Os responsáveis pelo porto, segundo a Reuters, dizem que enviaram várias cartas para as autoridades para que a carga fosse removida do local, mas nenhuma medida foi tomada.
Solidariedade
Enquanto se apuram responsabilidades, os libaneses, apoiados por voluntários, continuam a limpar os destroços e, apesar da indignação, há também manifestações de solidariedade, com várias pessoas a oferecerem-se para consertar portas, pintar paredes ou substituir janelas que ficaram partidas com a explosão. Muitos libaneses na diáspora lançaram também campanhas de angariação de fundos online para transferir dinheiro para os seus familiares no país.
Como o Líbano importa grande parte da sua comida, particularmente cereais, a destruição no porto deixou o país em grande dificuldade, depois de mais de 85% do seu trigo ter sido destruído. O silo de cereais do porto, uma estrutura com capacidade para 120 mil tonelada de cereais, ficou inutilizável.
O Programa Alimentar Mundial da ONU teme que os danos no porto “exacerbem uma situação de segurança alimentar que já era sombria” e disponibilizou-se para enviar farinha de trigo e cereais para o Líbano.
Beirute tem contado também com a solidariedade que tem sido manifestada por vários países, incluindo Portugal, que se disponibilizaram para enviar ajuda imediata para o Líbano – a União Europeia anunciou que vai disponibilizar 33 milhões de euros em fundos de emergência para as necessidades imediatas dos libaneses, sobretudo na recuperação dos hospitais. Já os Estados Unidos, anunciaram esta sexta-feira um pacote de ajuda inicial de 17 milhões de dólares.

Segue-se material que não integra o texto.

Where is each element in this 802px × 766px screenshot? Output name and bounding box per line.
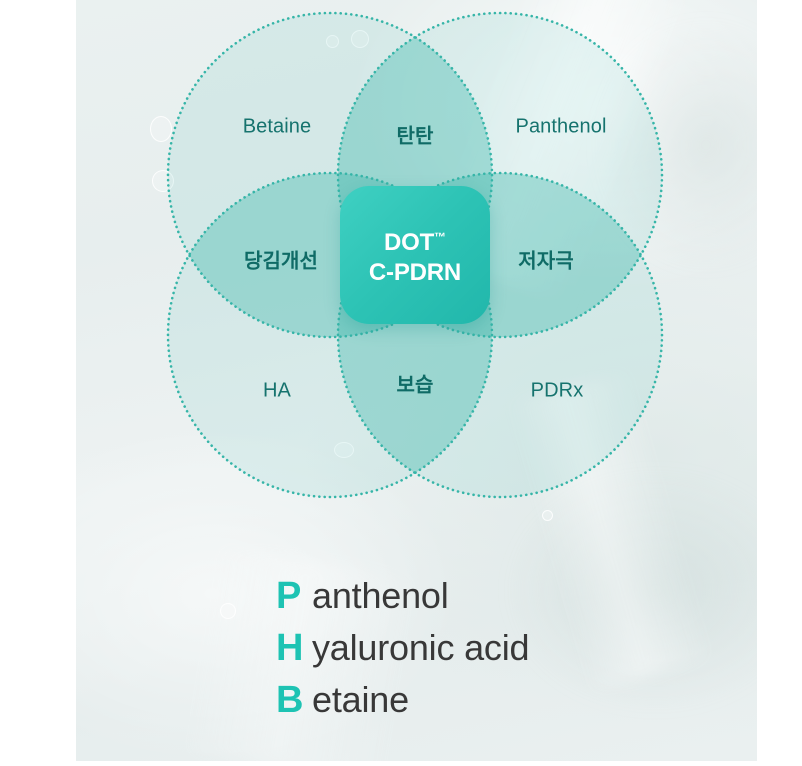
center-badge: DOT™ C-PDRN: [340, 186, 490, 324]
acronym-initial-p: P: [276, 575, 310, 617]
acronym-row-panthenol: P anthenol: [0, 575, 802, 627]
badge-line-primary: DOT™: [384, 222, 446, 258]
diagram-canvas: Betaine Panthenol HA PDRx 탄탄 당김개선 저자극 보습…: [0, 0, 802, 766]
badge-line-secondary: C-PDRN: [369, 258, 461, 288]
venn-label-top-left: Betaine: [243, 116, 312, 139]
venn-label-bottom-right: PDRx: [531, 380, 584, 403]
venn-label-intersection-right: 저자극: [518, 245, 574, 274]
trademark-symbol: ™: [434, 230, 446, 244]
acronym-initial-b: B: [276, 679, 310, 721]
venn-label-intersection-bottom: 보습: [397, 369, 434, 398]
acronym-text-hyaluronic-acid: yaluronic acid: [312, 627, 529, 669]
acronym-text-betaine: etaine: [312, 679, 409, 721]
badge-brand-name: DOT: [384, 229, 434, 256]
acronym-list: P anthenol H yaluronic acid B etaine: [0, 575, 802, 731]
acronym-row-betaine: B etaine: [0, 679, 802, 731]
venn-label-intersection-left: 당김개선: [244, 245, 318, 274]
acronym-initial-h: H: [276, 627, 310, 669]
venn-label-intersection-top: 탄탄: [397, 120, 434, 149]
venn-label-top-right: Panthenol: [516, 116, 607, 139]
venn-label-bottom-left: HA: [263, 380, 291, 403]
acronym-text-panthenol: anthenol: [312, 575, 449, 617]
acronym-row-hyaluronic-acid: H yaluronic acid: [0, 627, 802, 679]
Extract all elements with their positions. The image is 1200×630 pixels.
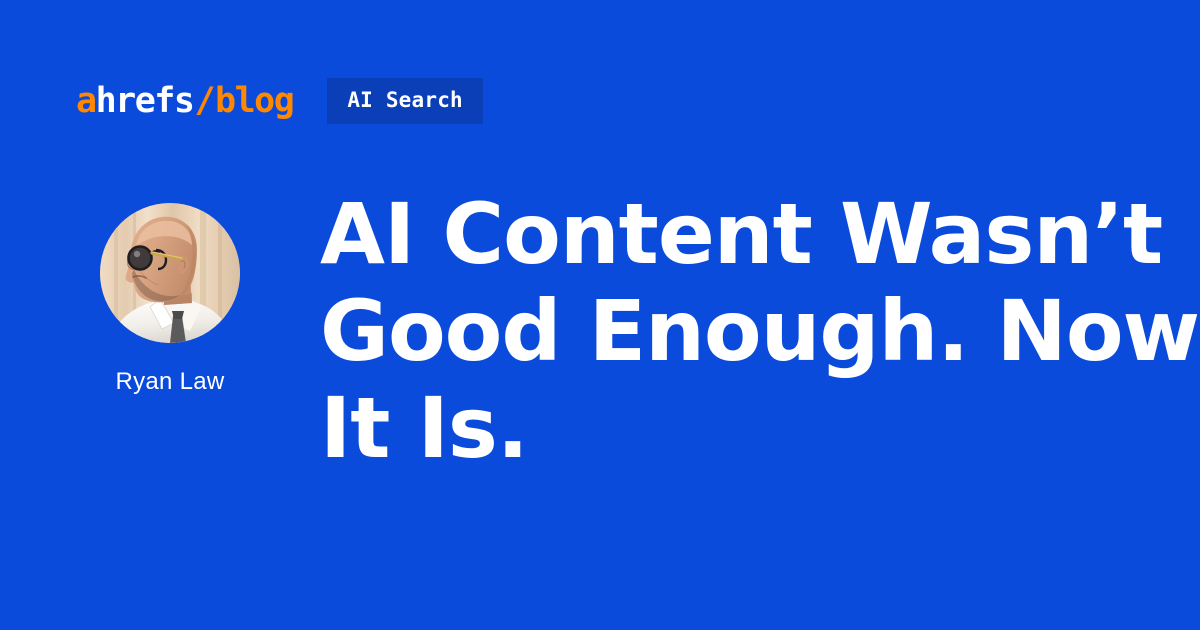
logo-text-blog: blog (215, 84, 293, 119)
author-avatar-photo (100, 203, 240, 343)
logo-letter-a: a (76, 84, 96, 119)
og-card: ahrefs/blog AI Search (0, 0, 1200, 630)
page-title: AI Content Wasn’t Good Enough. Now It Is… (320, 186, 1140, 477)
author-name: Ryan Law (115, 369, 224, 395)
header: ahrefs/blog AI Search (76, 78, 483, 124)
title-line-3: It Is. (320, 380, 1140, 477)
ahrefs-blog-logo[interactable]: ahrefs/blog (76, 84, 293, 119)
category-badge-ai-search[interactable]: AI Search (327, 78, 483, 124)
author-block: Ryan Law (100, 203, 240, 395)
title-line-2: Good Enough. Now (320, 283, 1140, 380)
logo-slash-icon: / (193, 84, 215, 119)
title-line-1: AI Content Wasn’t (320, 186, 1140, 283)
logo-text-hrefs: hrefs (96, 84, 194, 119)
avatar (100, 203, 240, 343)
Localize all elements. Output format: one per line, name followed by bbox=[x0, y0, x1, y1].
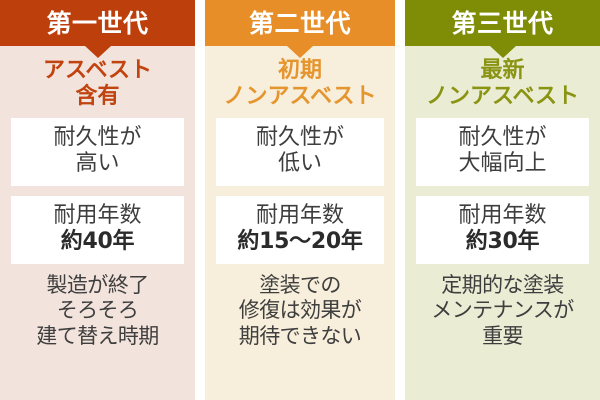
durability-box: 耐久性が 低い bbox=[216, 118, 384, 186]
durability-box: 耐久性が 大幅向上 bbox=[416, 118, 589, 186]
lifespan-value: 約15〜20年 bbox=[216, 229, 384, 255]
note-text: 定期的な塗装 メンテナンスが 重要 bbox=[431, 273, 573, 350]
lifespan-box: 耐用年数 約40年 bbox=[11, 196, 184, 264]
subtitle: 最新 ノンアスベスト bbox=[426, 58, 579, 109]
durability-label: 耐久性が 大幅向上 bbox=[416, 125, 589, 178]
durability-box: 耐久性が 高い bbox=[11, 118, 184, 186]
lifespan-label: 耐用年数 bbox=[11, 203, 184, 229]
column-second-generation: 第二世代 初期 ノンアスベスト 耐久性が 低い 耐用年数 約15〜20年 塗装で… bbox=[205, 0, 395, 400]
note-text: 塗装での 修復は効果が 期待できない bbox=[239, 273, 361, 350]
lifespan-value: 約40年 bbox=[11, 229, 184, 255]
column-first-generation: 第一世代 アスベスト 含有 耐久性が 高い 耐用年数 約40年 製造が終了 そろ… bbox=[0, 0, 195, 400]
column-header-second-generation: 第二世代 bbox=[205, 0, 395, 46]
lifespan-value: 約30年 bbox=[416, 229, 589, 255]
header-arrow-icon bbox=[490, 46, 516, 58]
durability-label: 耐久性が 高い bbox=[11, 125, 184, 178]
header-title: 第三世代 bbox=[451, 11, 553, 36]
header-arrow-icon bbox=[287, 46, 313, 58]
lifespan-label: 耐用年数 bbox=[216, 203, 384, 229]
note-text: 製造が終了 そろそろ 建て替え時期 bbox=[36, 273, 158, 350]
durability-label: 耐久性が 低い bbox=[216, 125, 384, 178]
generation-comparison-board: 第一世代 アスベスト 含有 耐久性が 高い 耐用年数 約40年 製造が終了 そろ… bbox=[0, 0, 600, 400]
column-header-first-generation: 第一世代 bbox=[0, 0, 195, 46]
subtitle: アスベスト 含有 bbox=[43, 58, 152, 109]
lifespan-box: 耐用年数 約15〜20年 bbox=[216, 196, 384, 264]
column-body-first-generation: アスベスト 含有 耐久性が 高い 耐用年数 約40年 製造が終了 そろそろ 建て… bbox=[0, 46, 195, 400]
lifespan-box: 耐用年数 約30年 bbox=[416, 196, 589, 264]
subtitle: 初期 ノンアスベスト bbox=[224, 58, 377, 109]
column-body-third-generation: 最新 ノンアスベスト 耐久性が 大幅向上 耐用年数 約30年 定期的な塗装 メン… bbox=[405, 46, 600, 400]
header-title: 第一世代 bbox=[46, 11, 148, 36]
column-header-third-generation: 第三世代 bbox=[405, 0, 600, 46]
column-third-generation: 第三世代 最新 ノンアスベスト 耐久性が 大幅向上 耐用年数 約30年 定期的な… bbox=[405, 0, 600, 400]
header-title: 第二世代 bbox=[249, 11, 351, 36]
lifespan-label: 耐用年数 bbox=[416, 203, 589, 229]
column-body-second-generation: 初期 ノンアスベスト 耐久性が 低い 耐用年数 約15〜20年 塗装での 修復は… bbox=[205, 46, 395, 400]
header-arrow-icon bbox=[85, 46, 111, 58]
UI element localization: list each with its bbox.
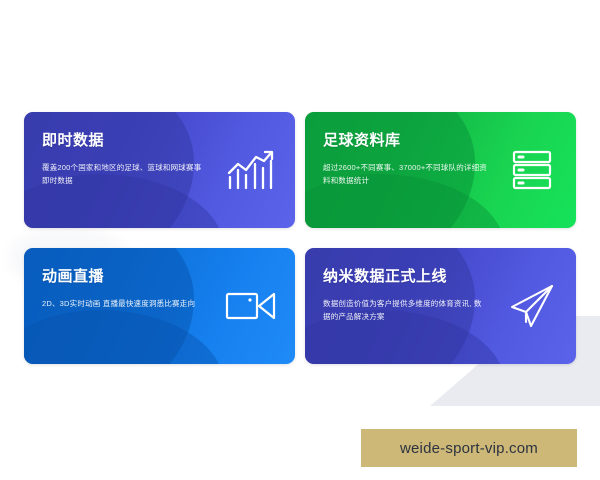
feature-card-live-data[interactable]: 即时数据 覆盖200个国家和地区的足球、篮球和网球赛事即时数据 [24, 112, 295, 228]
feature-card-grid: 即时数据 覆盖200个国家和地区的足球、篮球和网球赛事即时数据 [24, 112, 576, 364]
card-title: 足球资料库 [323, 132, 487, 150]
card-description: 超过2600+不同赛事、37000+不同球队的详细资料和数据统计 [323, 161, 487, 187]
card-body: 纳米数据正式上线 数据创造价值为客户提供多维度的体育资讯, 数据的产品解决方案 [305, 248, 505, 323]
page-root: 即时数据 覆盖200个国家和地区的足球、篮球和网球赛事即时数据 [0, 0, 600, 480]
card-body: 足球资料库 超过2600+不同赛事、37000+不同球队的详细资料和数据统计 [305, 112, 505, 187]
card-title: 即时数据 [42, 132, 206, 150]
paper-plane-icon [504, 282, 560, 330]
card-description: 覆盖200个国家和地区的足球、篮球和网球赛事即时数据 [42, 161, 206, 187]
card-title: 动画直播 [42, 268, 206, 286]
card-description: 2D、3D实时动画 直播最快速度洞悉比赛走向 [42, 297, 206, 310]
feature-card-nano-data-launch[interactable]: 纳米数据正式上线 数据创造价值为客户提供多维度的体育资讯, 数据的产品解决方案 [305, 248, 576, 364]
card-body: 动画直播 2D、3D实时动画 直播最快速度洞悉比赛走向 [24, 248, 224, 310]
site-watermark-text: weide-sport-vip.com [400, 440, 538, 457]
card-body: 即时数据 覆盖200个国家和地区的足球、篮球和网球赛事即时数据 [24, 112, 224, 187]
feature-card-animation-live[interactable]: 动画直播 2D、3D实时动画 直播最快速度洞悉比赛走向 [24, 248, 295, 364]
video-camera-icon [223, 282, 279, 330]
feature-card-football-database[interactable]: 足球资料库 超过2600+不同赛事、37000+不同球队的详细资料和数据统计 [305, 112, 576, 228]
bar-chart-trend-icon [223, 146, 279, 194]
card-title: 纳米数据正式上线 [323, 268, 487, 286]
server-rack-icon [504, 146, 560, 194]
card-wave-shape-secondary [24, 310, 224, 364]
site-watermark: weide-sport-vip.com [361, 429, 577, 467]
card-description: 数据创造价值为客户提供多维度的体育资讯, 数据的产品解决方案 [323, 297, 487, 323]
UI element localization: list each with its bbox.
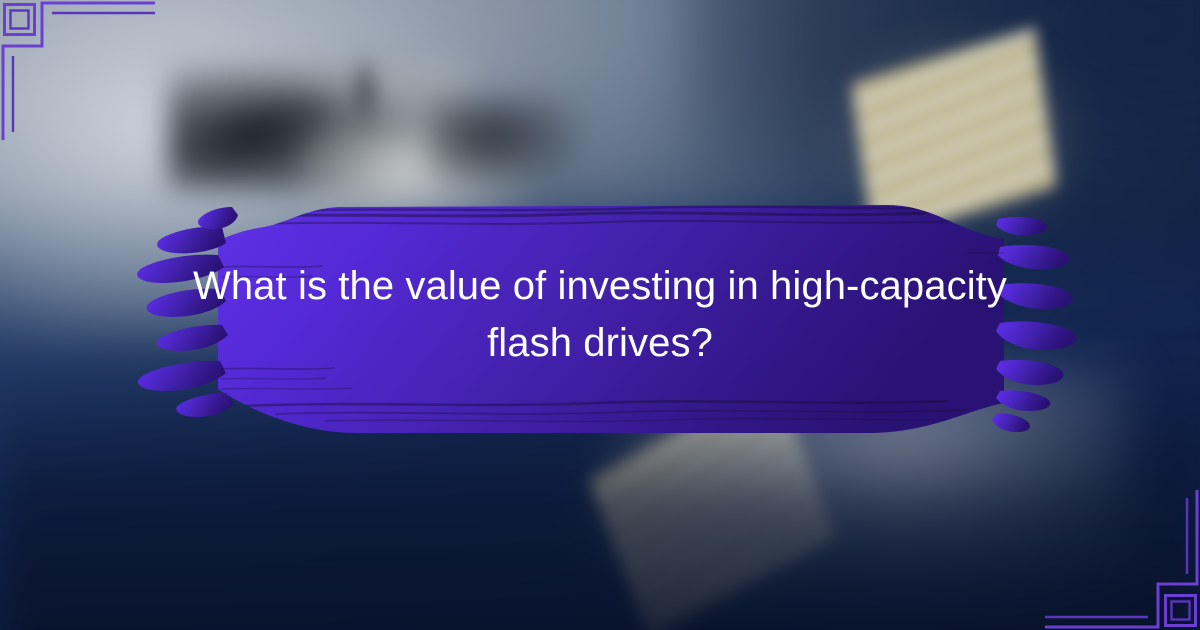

De acordo com a Organização Mundial de Saúde, os estragos causados nos hospitais levaram à perda de pelo menos 500 camas e foram destruídos 17 contentores com material médico e de protecção individual, essencial em temos de pandemia da covid-19.
A UNICEF alertou que pelo menos 100 mil crianças ficaram com as casas danificadas e estão desalojadas – o Governo estima que 300 mil pessoas possam ter ficado sem casa devido à explosão –, e pelo menos 120 escolas, que servem 55 mil crianças na capital, sofreram estragos.